2008 bütçesinde ÖTV ve ithalattan alınan vergilerde daha iddialı hedefler bulunuyor. ÖTV’de vergi artışının olabileceği sinyali alınıyor.
Öte yandan, cari açık açısından bütçe rakamları iyimser olup, bu yıl 36 milyar dolar olan cari açığın 34 milyar dolara inmesi bekleniyor. Ama dış ticaret açığının, YTL’nin bu seviyede kalması ve büyümenin devamı halinde, mikro reformların çok kısa sürede sonuç vermesinin beklenmemesi nedeniyle, öngörülenden daha fazla artacağı ve cari açığın 34 milyar dolara inmesinin iyimser bir yaklaşım olduğu düşünülmekte.
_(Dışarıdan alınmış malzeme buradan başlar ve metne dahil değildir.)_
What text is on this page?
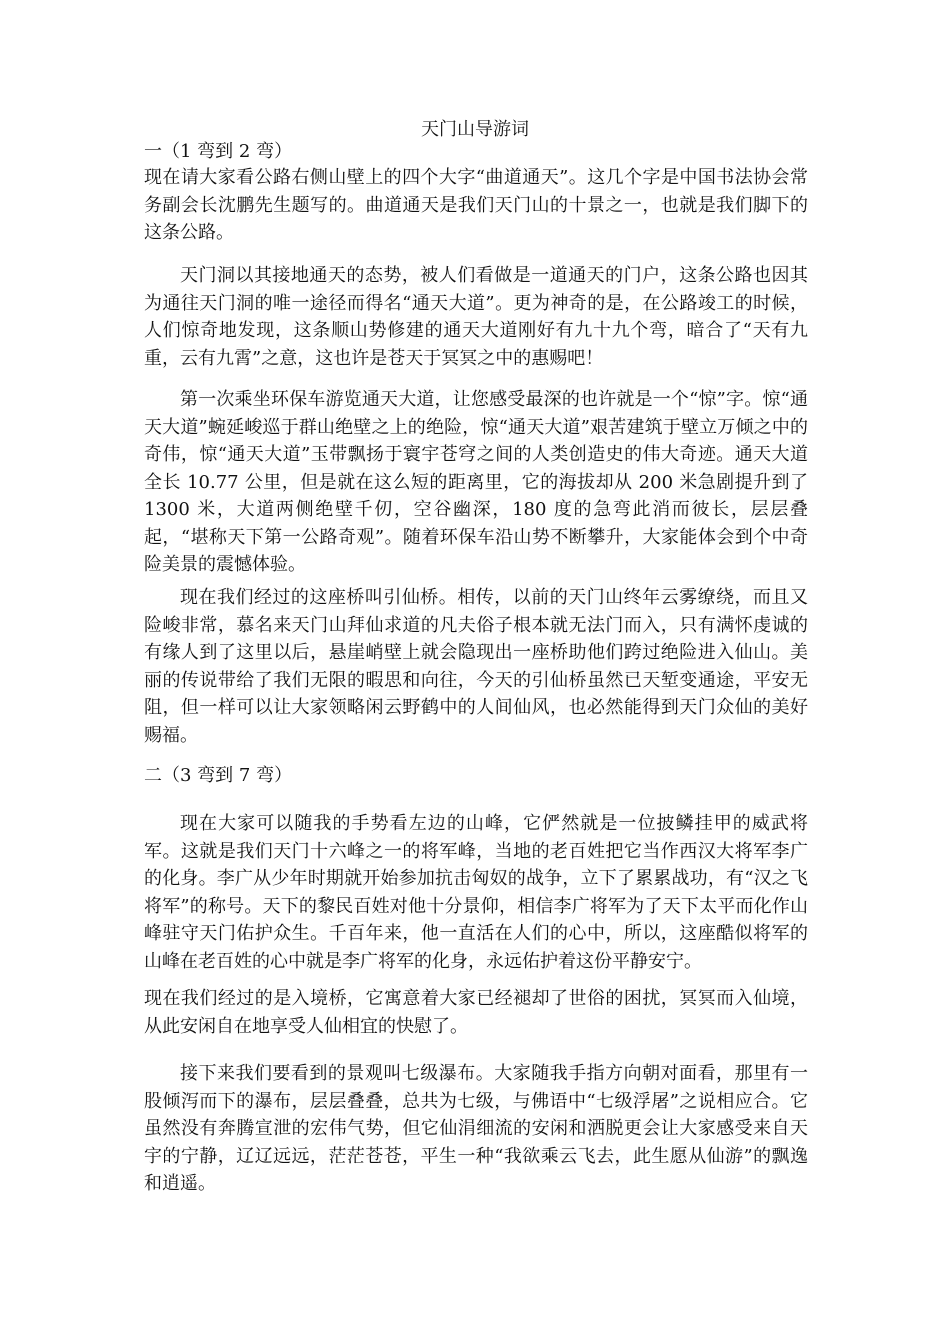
天门山导游词

一（1 弯到 2 弯）

现在请大家看公路右侧山壁上的四个大字“曲道通天”。这几个字是中国书法协会常务副会长沈鹏先生题写的。曲道通天是我们天门山的十景之一，也就是我们脚下的这条公路。

天门洞以其接地通天的态势，被人们看做是一道通天的门户，这条公路也因其为通往天门洞的唯一途径而得名“通天大道”。更为神奇的是，在公路竣工的时候，人们惊奇地发现，这条顺山势修建的通天大道刚好有九十九个弯，暗合了“天有九重，云有九霄”之意，这也许是苍天于冥冥之中的惠赐吧！

第一次乘坐环保车游览通天大道，让您感受最深的也许就是一个“惊”字。惊“通天大道”蜿延峻巡于群山绝壁之上的绝险，惊“通天大道”艰苦建筑于壁立万倾之中的奇伟，惊“通天大道”玉带飘扬于寰宇苍穹之间的人类创造史的伟大奇迹。通天大道全长 10.77 公里，但是就在这么短的距离里，它的海拔却从 200 米急剧提升到了 1300 米，大道两侧绝壁千仞，空谷幽深，180 度的急弯此消而彼长，层层叠起，“堪称天下第一公路奇观”。随着环保车沿山势不断攀升，大家能体会到个中奇险美景的震憾体验。

现在我们经过的这座桥叫引仙桥。相传，以前的天门山终年云雾缭绕，而且又险峻非常，慕名来天门山拜仙求道的凡夫俗子根本就无法门而入，只有满怀虔诚的有缘人到了这里以后，悬崖峭壁上就会隐现出一座桥助他们跨过绝险进入仙山。美丽的传说带给了我们无限的暇思和向往，今天的引仙桥虽然已天堑变通途，平安无阻，但一样可以让大家领略闲云野鹤中的人间仙风，也必然能得到天门众仙的美好赐福。

二（3 弯到 7 弯）

现在大家可以随我的手势看左边的山峰，它俨然就是一位披鳞挂甲的威武将军。这就是我们天门十六峰之一的将军峰，当地的老百姓把它当作西汉大将军李广的化身。李广从少年时期就开始参加抗击匈奴的战争，立下了累累战功，有“汉之飞将军”的称号。天下的黎民百姓对他十分景仰，相信李广将军为了天下太平而化作山峰驻守天门佑护众生。千百年来，他一直活在人们的心中，所以，这座酷似将军的山峰在老百姓的心中就是李广将军的化身，永远佑护着这份平静安宁。

现在我们经过的是入境桥，它寓意着大家已经褪却了世俗的困扰，冥冥而入仙境，从此安闲自在地享受人仙相宜的快慰了。

接下来我们要看到的景观叫七级瀑布。大家随我手指方向朝对面看，那里有一股倾泻而下的瀑布，层层叠叠，总共为七级，与佛语中“七级浮屠”之说相应合。它虽然没有奔腾宣泄的宏伟气势，但它仙涓细流的安闲和洒脱更会让大家感受来自天宇的宁静，辽辽远远，茫茫苍苍，平生一种“我欲乘云飞去，此生愿从仙游”的飘逸和逍遥。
Yaptığımız cari açık projeksiyonları, petrol fiyatlarının ortalama 70 dolar seviyesinde olması halinde, 45 milyar dolar olabileceğine işaret ediyor. Petrol fiyatlarındaki her 10 dolarlık artışta, cari açığın 4 milyar dolara yakın artacağı öngörülmekte. Ancak cari açığın yüksek çıkması halinde bile, global konjonktürde bir sorun olmadigi sürece finansmanla ilgili bir sıkıntı beklenmiyor.
Yabancı doğrudan yatırımların 25 milyar dolar olması beklenmektedir. Dış şok olmaması halinde, finansman konusunda, hem özelleştirmeler, hem de satın alma ve birleşmeler tarafında, bu yıla benzer bir yıl 2008'de de hedefleniyor.